The other day a typical dance played out between various actors when a credit executive at one company wrote us, indicating that they had recently begun to offer extended credit terms to their customers and it occurred to them that these terms were not being taken into account in the commercial credit reports issuing from our system based on the data they shared.
I checked, and sure enough, 100% of their accounts were mindlessly claiming to have net 30 day terms.
A request was immediately put in by the executive asking their IT staff to provide a data file with extended terms, and this month’s data file arrived a few days later. It showed the accounts with extended terms, alright — and none of the accounts that had “normal” net 30 terms. As a result, there was a 90% overall balance drop which tripped one of our sanity checks. I used the prior month’s customer file combined with the current month’s trade experiences as a temporary measure and requested a correction to the customer file that included all the accounts.
The email I sent was not read beyond skimming the first couple of sentences. My clear description of the problem (“most of the records are missing”) became, in people’s minds, something along the lines of “extended terms were not included like you said they’d be”. Most tellingly, their developers and sysops, who could have confirmed that there was a serious issue by simply looking at the size of the file compared to past months, instead replied back, “yes we did add the extended terms.” The befuddled executive wrote me back and said all was well, try again.
At no point in this chain was there any real concern for accurate data, accurately presented and transmitted. This is arguably somewhat forgivable for C-level executives outside of IT, but it’s inexcusable for IT staff who should care deeply about credibility-critical, bread-and-butter concerns like these. And yet this kind of thing is, believe me, routinely overlooked.

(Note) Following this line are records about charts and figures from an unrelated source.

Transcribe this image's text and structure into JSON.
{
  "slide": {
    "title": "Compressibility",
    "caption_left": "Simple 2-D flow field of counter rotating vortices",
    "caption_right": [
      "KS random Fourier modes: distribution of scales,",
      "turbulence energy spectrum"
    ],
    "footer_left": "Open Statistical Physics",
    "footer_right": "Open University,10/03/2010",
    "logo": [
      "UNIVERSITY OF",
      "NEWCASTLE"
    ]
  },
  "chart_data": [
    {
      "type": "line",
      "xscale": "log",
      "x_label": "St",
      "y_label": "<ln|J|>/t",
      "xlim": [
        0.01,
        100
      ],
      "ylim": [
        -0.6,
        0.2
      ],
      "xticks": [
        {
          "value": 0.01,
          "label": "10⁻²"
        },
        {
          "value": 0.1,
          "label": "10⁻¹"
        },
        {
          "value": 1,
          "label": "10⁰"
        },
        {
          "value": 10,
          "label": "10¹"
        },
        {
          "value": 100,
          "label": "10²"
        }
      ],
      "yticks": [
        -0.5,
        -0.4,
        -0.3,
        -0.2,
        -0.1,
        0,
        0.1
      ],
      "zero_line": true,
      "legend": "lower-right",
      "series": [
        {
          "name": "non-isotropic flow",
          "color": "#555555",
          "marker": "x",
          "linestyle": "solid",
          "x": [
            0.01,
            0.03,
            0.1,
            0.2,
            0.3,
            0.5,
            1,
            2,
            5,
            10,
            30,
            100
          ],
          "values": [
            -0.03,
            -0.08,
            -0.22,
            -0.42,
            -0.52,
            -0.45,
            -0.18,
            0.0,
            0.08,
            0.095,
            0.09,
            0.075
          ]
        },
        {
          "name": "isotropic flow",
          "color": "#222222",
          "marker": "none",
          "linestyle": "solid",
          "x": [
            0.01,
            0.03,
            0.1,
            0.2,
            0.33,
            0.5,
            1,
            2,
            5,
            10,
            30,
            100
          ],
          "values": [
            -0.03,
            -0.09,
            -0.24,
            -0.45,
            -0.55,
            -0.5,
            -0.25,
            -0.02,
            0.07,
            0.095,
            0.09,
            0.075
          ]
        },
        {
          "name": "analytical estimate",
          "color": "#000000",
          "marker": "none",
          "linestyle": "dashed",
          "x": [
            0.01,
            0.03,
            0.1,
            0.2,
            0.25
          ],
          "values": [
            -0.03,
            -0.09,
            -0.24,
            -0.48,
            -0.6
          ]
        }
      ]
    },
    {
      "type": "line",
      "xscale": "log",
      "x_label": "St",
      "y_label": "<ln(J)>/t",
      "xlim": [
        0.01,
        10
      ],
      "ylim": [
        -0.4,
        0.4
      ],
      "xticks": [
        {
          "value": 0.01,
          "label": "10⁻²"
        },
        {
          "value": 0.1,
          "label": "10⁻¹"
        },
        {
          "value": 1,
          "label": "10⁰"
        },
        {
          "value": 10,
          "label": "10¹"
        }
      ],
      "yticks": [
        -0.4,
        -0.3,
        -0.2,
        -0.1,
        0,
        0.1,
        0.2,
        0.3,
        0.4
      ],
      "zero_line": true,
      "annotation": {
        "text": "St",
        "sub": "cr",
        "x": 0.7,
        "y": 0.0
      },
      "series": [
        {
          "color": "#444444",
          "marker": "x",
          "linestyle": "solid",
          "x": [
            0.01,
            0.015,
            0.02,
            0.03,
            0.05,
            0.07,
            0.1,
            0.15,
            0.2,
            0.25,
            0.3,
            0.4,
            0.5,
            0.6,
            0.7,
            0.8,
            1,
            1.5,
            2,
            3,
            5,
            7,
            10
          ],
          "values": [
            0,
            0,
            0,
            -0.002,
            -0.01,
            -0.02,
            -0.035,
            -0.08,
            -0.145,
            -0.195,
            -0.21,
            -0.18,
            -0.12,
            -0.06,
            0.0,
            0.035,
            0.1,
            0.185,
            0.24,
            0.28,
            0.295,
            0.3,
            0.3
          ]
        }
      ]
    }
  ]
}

The immortal Gerald Weinberg, in classic texts like The Psychology of Computer Programming, identified this issue decades ago, and spoke, for example, of programmers who are deeply offended and angered when bugs are reported, and whose first impulse is to shoot the messenger — especially if it’s a lowly user (or “luser”). They would rather minimize any difficulties or shift blame rather than to have the epistemological humility to consider the possibility that they screwed up or underperformed. Hence they seldom learn from their mistakes.
We can fault traditional management for part of this, for not having proper attitudes toward mistakes that encourage people to learn from them rather than conceal them. We can fault the manager in my example above for being too preoccupied and/or self-important to be bothered to carefully read a five-sentence email and make sure they understand the problem before communicating it. We can philosophize about how everyone involved should be computer-literate enough to notice the tiny size of the file, open it in Excel and see at a glance what the actual problem is for themselves. Or at least being willing to pick up the phone and talk the issue out until they are legitimately certain they understand it correctly.
The reason for this is that their default position is that they couldn’t possibly have erred. Whereas I was trained from day one to worry that I had erred. Maybe good programmers don’t sleep well at night. Every now and then I bolt out of bed to check something it occurred to me that I might have missed earlier that day, and I am, to anyone who knows me, about the furthest thing from an obsessive-compulsive personality.
This isn’t to say I never mess up. I’m human, so I do. The difference is that I have no habitual impediments to recognizing when I do.
We in IT can’t speak to such issues before we have our own house in order.
What bugs me about this incident is that it’s not even the usual rocket science, it’s simply sharing a file between companies that’s roughly the same size as per usual and is altered only in the specific way requested. Almost everyone in the communication chain in both companies was perfectly capable of grasping it without special training, if they could be bothered to think about it for ten seconds. I can just about guarantee that someone filtered the output to test (partially) that they were doing it correctly and then forgot to remove that filter before returning the export to production. A small, easily fixable mistake even if it was needlessly allowed to happen because of a lack of proper quality control and testing.
And that’s just the immediate issue. Who knows how long they’ve been mischaracterizing trade experiences because no one though about the extended terms issue up front? It’s clear their management is reacting rather than acting. Who knows whether the IT staff is ever brought into the the loop of the rest of the company enough to understand and care how what they do serves the bigger picture? Did the offending sysadmin or developer in this case even understand the meaning and purpose of the data he was working on? Or was it just random bytes to them?
If we can’t get human beings to do simple things like this correctly, even within IT culture, what hope is there for, say, a mission-critical tech retooling that requires dozens of bleeding-edge technologies to work together correctly? Or a mobile app initiative that requires you to look at how business in conducted in a whole new way?
To quote Weinberg again, “ultimately, all technical problems are people problems”. How right he was!